9781422283516

Australia Before 1778

The Aborigines used their knowledge of the habits of animals to catch them. In Central Australia, they made emu traps by fixing the points of sharpened wooden stakes at the bottom of a large hole and covering the hole with branches. The emus walked over the branches and fell to their deaths on the spikes. Nets were used to catch fish, birds and larger animals, including sea mammals called dugongs . Complicated systems of channels, dams and pens were made out of stones, and fish and eels were swept along by the water currents into these traps. Poisons were used to stun fish, and sticky sap was spread on tree branches so that small birds would become stuck there.

A painting by Benjamin Duterreau of a Tasmanian Aborigine, 1838.

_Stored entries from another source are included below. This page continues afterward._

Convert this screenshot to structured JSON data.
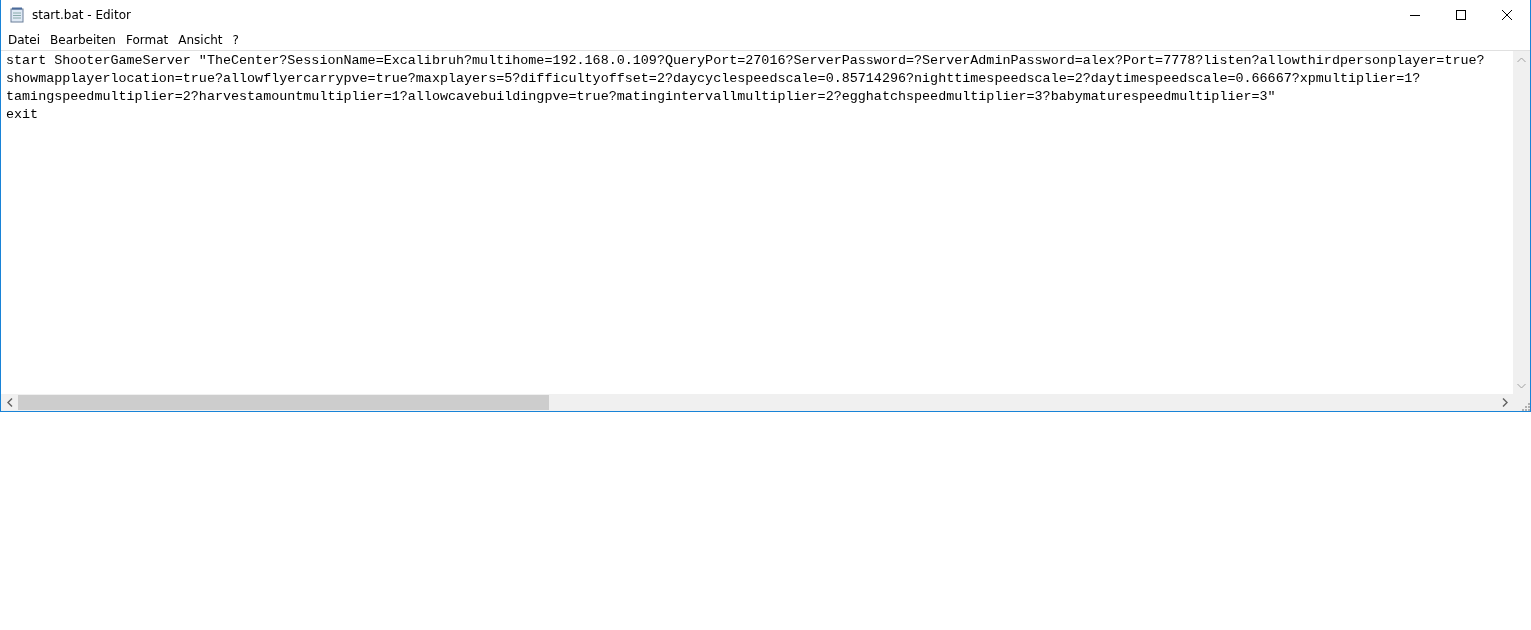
{
  "window": {
    "title": "start.bat - Editor"
  },
  "menu": [
    {
      "label": "Datei"
    },
    {
      "label": "Bearbeiten"
    },
    {
      "label": "Format"
    },
    {
      "label": "Ansicht"
    },
    {
      "label": "?"
    }
  ],
  "editor": {
    "lines": [
      "start ShooterGameServer \"TheCenter?SessionName=Excalibruh?multihome=192.168.0.109?QueryPort=27016?ServerPassword=?ServerAdminPassword=alex?Port=7778?listen?allowthirdpersonplayer=true?",
      "showmapplayerlocation=true?allowflyercarrypve=true?maxplayers=5?difficultyoffset=2?daycyclespeedscale=0.85714296?nighttimespeedscale=2?daytimespeedscale=0.66667?xpmultiplier=1?",
      "tamingspeedmultiplier=2?harvestamountmultiplier=1?allowcavebuildingpve=true?matingintervallmultiplier=2?egghatchspeedmultiplier=3?babymaturespeedmultiplier=3\"",
      "exit"
    ]
  }
}
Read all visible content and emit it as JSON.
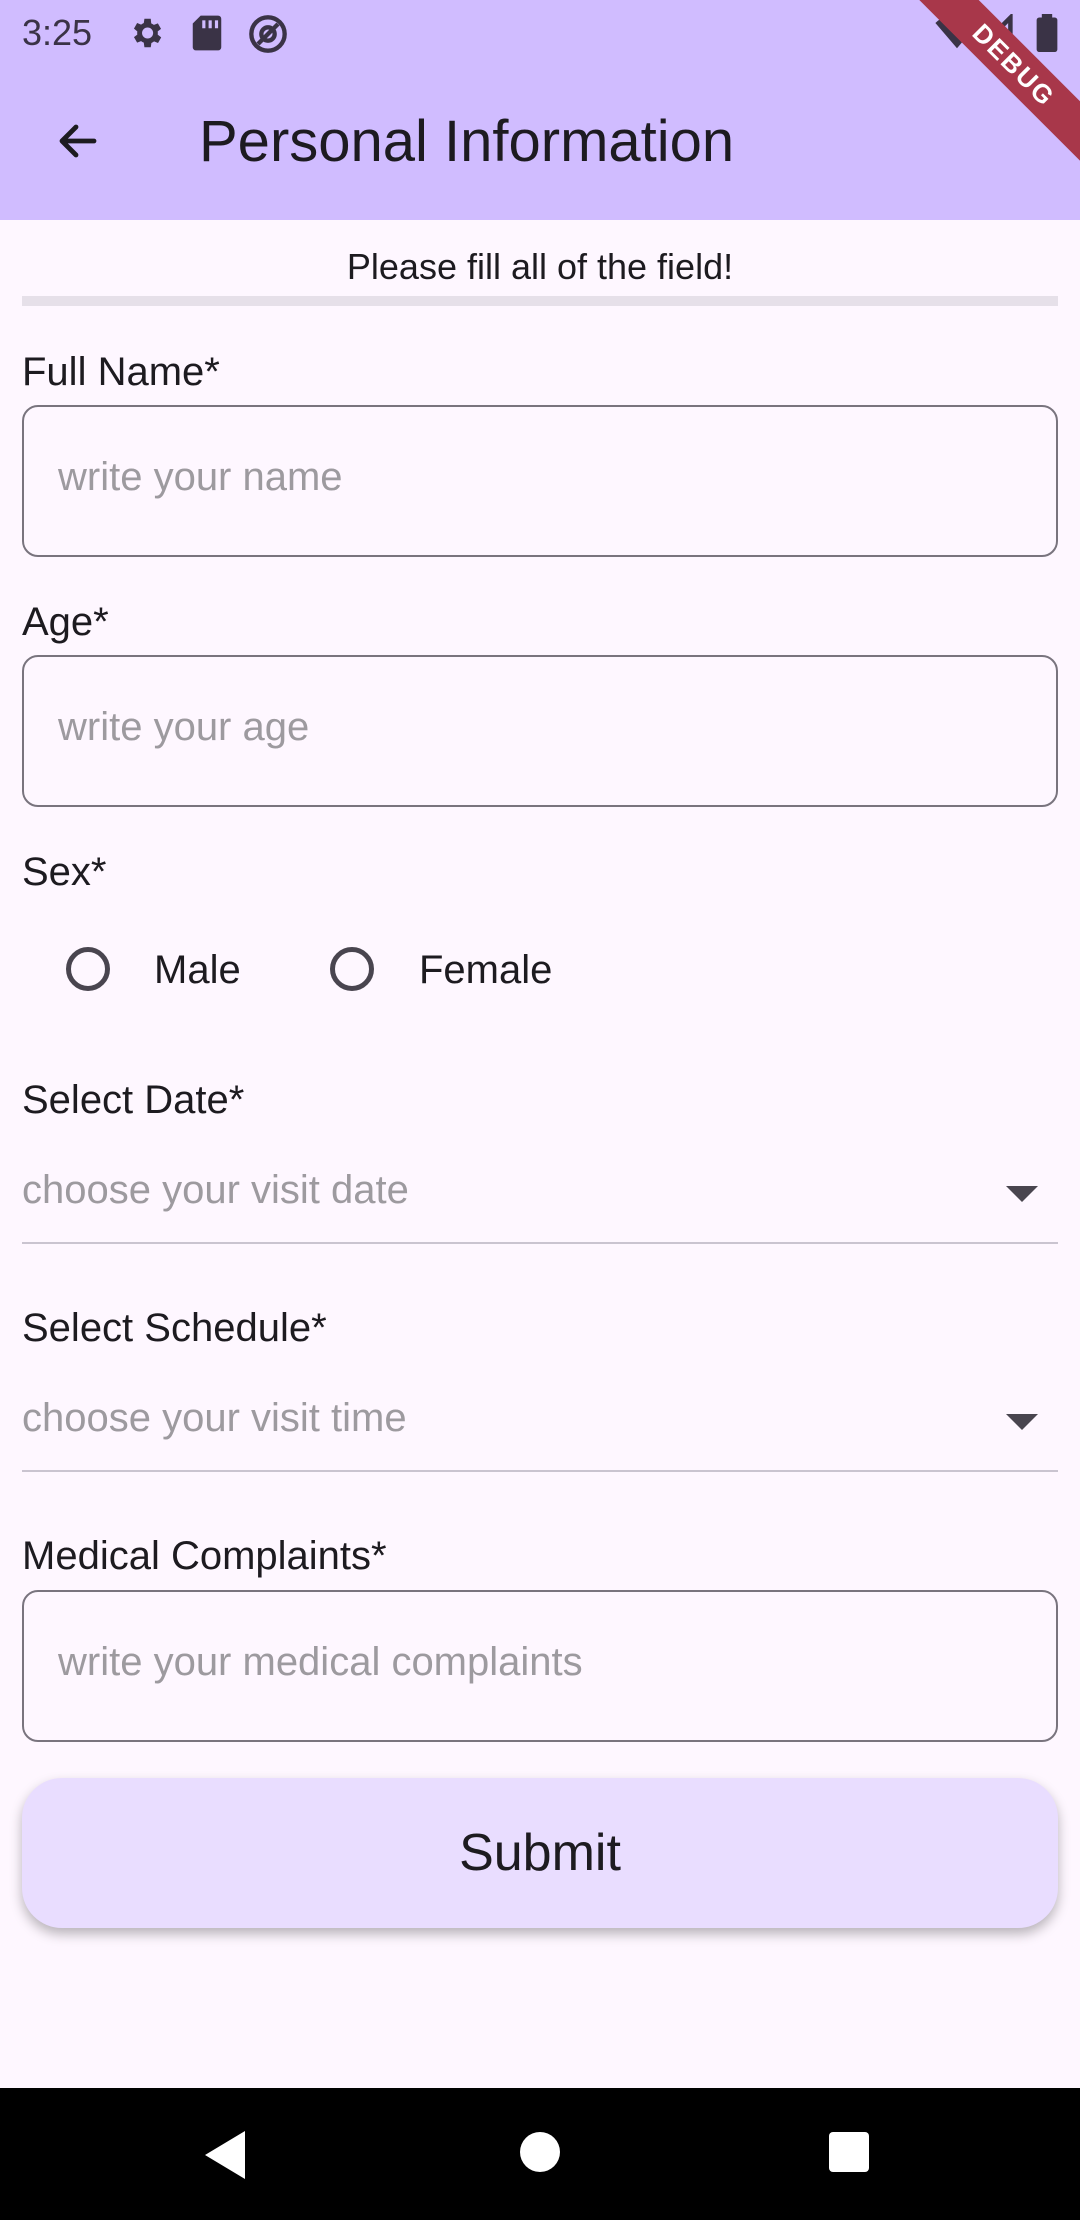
{
  "status": {
    "time": "3:25",
    "icons": [
      "gear-icon",
      "sd-card-icon",
      "at-sign-icon",
      "wifi-icon",
      "signal-icon",
      "battery-icon"
    ]
  },
  "appbar": {
    "title": "Personal Information",
    "back_icon": "arrow-back-icon",
    "debug_banner": "DEBUG",
    "color": "#d0bcff"
  },
  "form": {
    "notice": "Please fill all of the field!",
    "full_name": {
      "label": "Full Name*",
      "placeholder": "write your name"
    },
    "age": {
      "label": "Age*",
      "placeholder": "write your age"
    },
    "sex": {
      "label": "Sex*",
      "options": [
        "Male",
        "Female"
      ]
    },
    "date": {
      "label": "Select Date*",
      "placeholder": "choose your visit date"
    },
    "schedule": {
      "label": "Select Schedule*",
      "placeholder": "choose your visit time"
    },
    "complaints": {
      "label": "Medical Complaints*",
      "placeholder": "write your medical complaints"
    },
    "submit_label": "Submit",
    "submit_color": "#e9ddff"
  },
  "navbar": {
    "icons": [
      "nav-back-icon",
      "nav-home-icon",
      "nav-recents-icon"
    ]
  }
}
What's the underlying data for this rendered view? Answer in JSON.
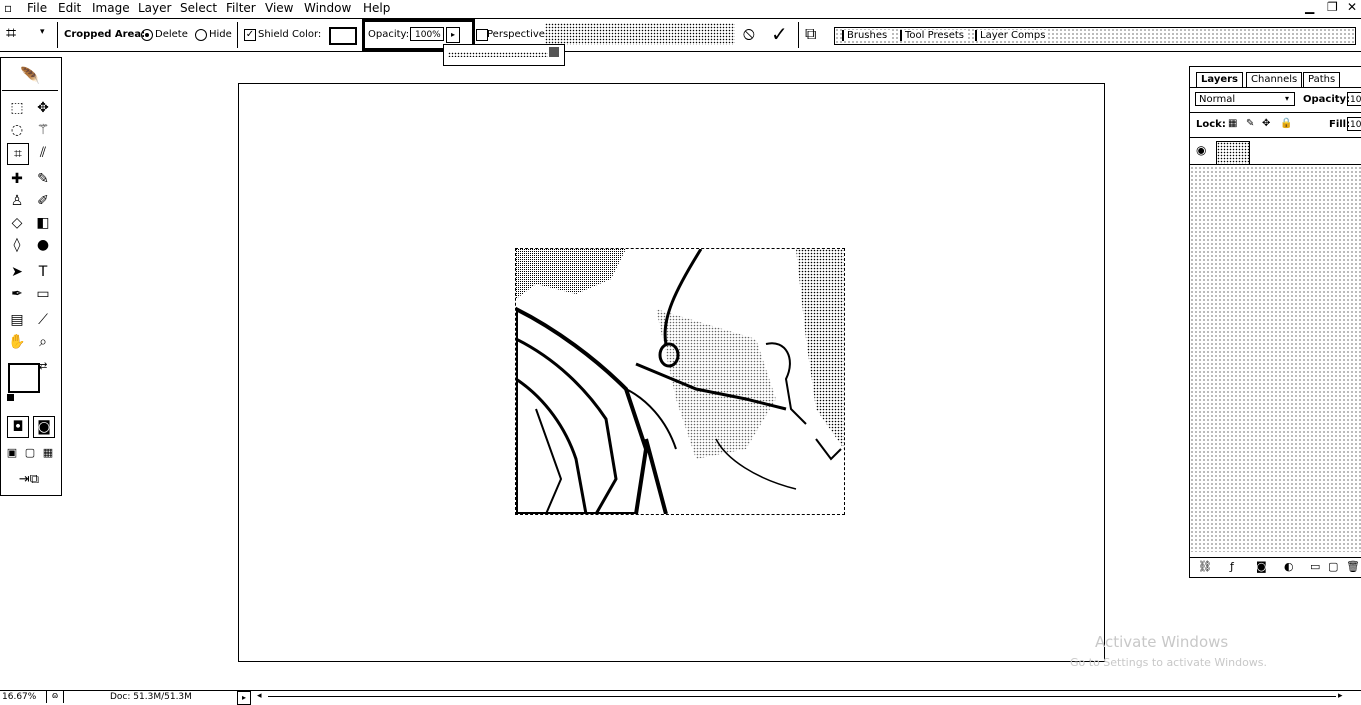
{
  "menu": [
    "File",
    "Edit",
    "Image",
    "Layer",
    "Select",
    "Filter",
    "View",
    "Window",
    "Help"
  ],
  "options": {
    "cropped_area_label": "Cropped Area:",
    "delete_label": "Delete",
    "hide_label": "Hide",
    "shield_label": "Shield",
    "color_label": "Color:",
    "opacity_label": "Opacity:",
    "opacity_value": "100%",
    "perspective_label": "Perspective",
    "cancel_symbol": "⦸",
    "commit_symbol": "✓",
    "palette_tabs": [
      "Brushes",
      "Tool Presets",
      "Layer Comps"
    ]
  },
  "layers_panel": {
    "tabs": [
      "Layers",
      "Channels",
      "Paths"
    ],
    "blend_mode": "Normal",
    "opacity_label": "Opacity:",
    "opacity_value": "10",
    "lock_label": "Lock:",
    "fill_label": "Fill:",
    "fill_value": "10"
  },
  "status": {
    "zoom": "16.67%",
    "doc_info": "Doc: 51.3M/51.3M"
  },
  "watermark": {
    "line1": "Activate Windows",
    "line2": "Go to Settings to activate Windows."
  },
  "icons": {
    "crop": "crop-icon",
    "minimize": "minimize-icon",
    "restore": "restore-icon",
    "close": "close-icon"
  }
}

Tasmanian Aborigines Aboriginal people arrived in Tasmania more than 25,000 years ago. Those at Kutakina Cave in the southwest lived further south than any other people in the world. They hunted wallabies, traded with other Aborigines, and traveled long distances to collect a mineral called ochre and stones for making tools. As the climate became warmer and wetter, rain forest completely covered the Kutakina area and the people left. About 12,000 years ago the land joining Tasmania to the Australian mainland was covered by sea and Tasmania became an island. The Aborigines in Tasmania developed a new way of life and began to look different from the people on the mainland. Hunting weapons, such as boomerangs and spearthrowers, which were used in mainland Australia, were unknown in Tasmania. E uropeans forced Tasmanian Aborigines to live on mission stations (see. page 40).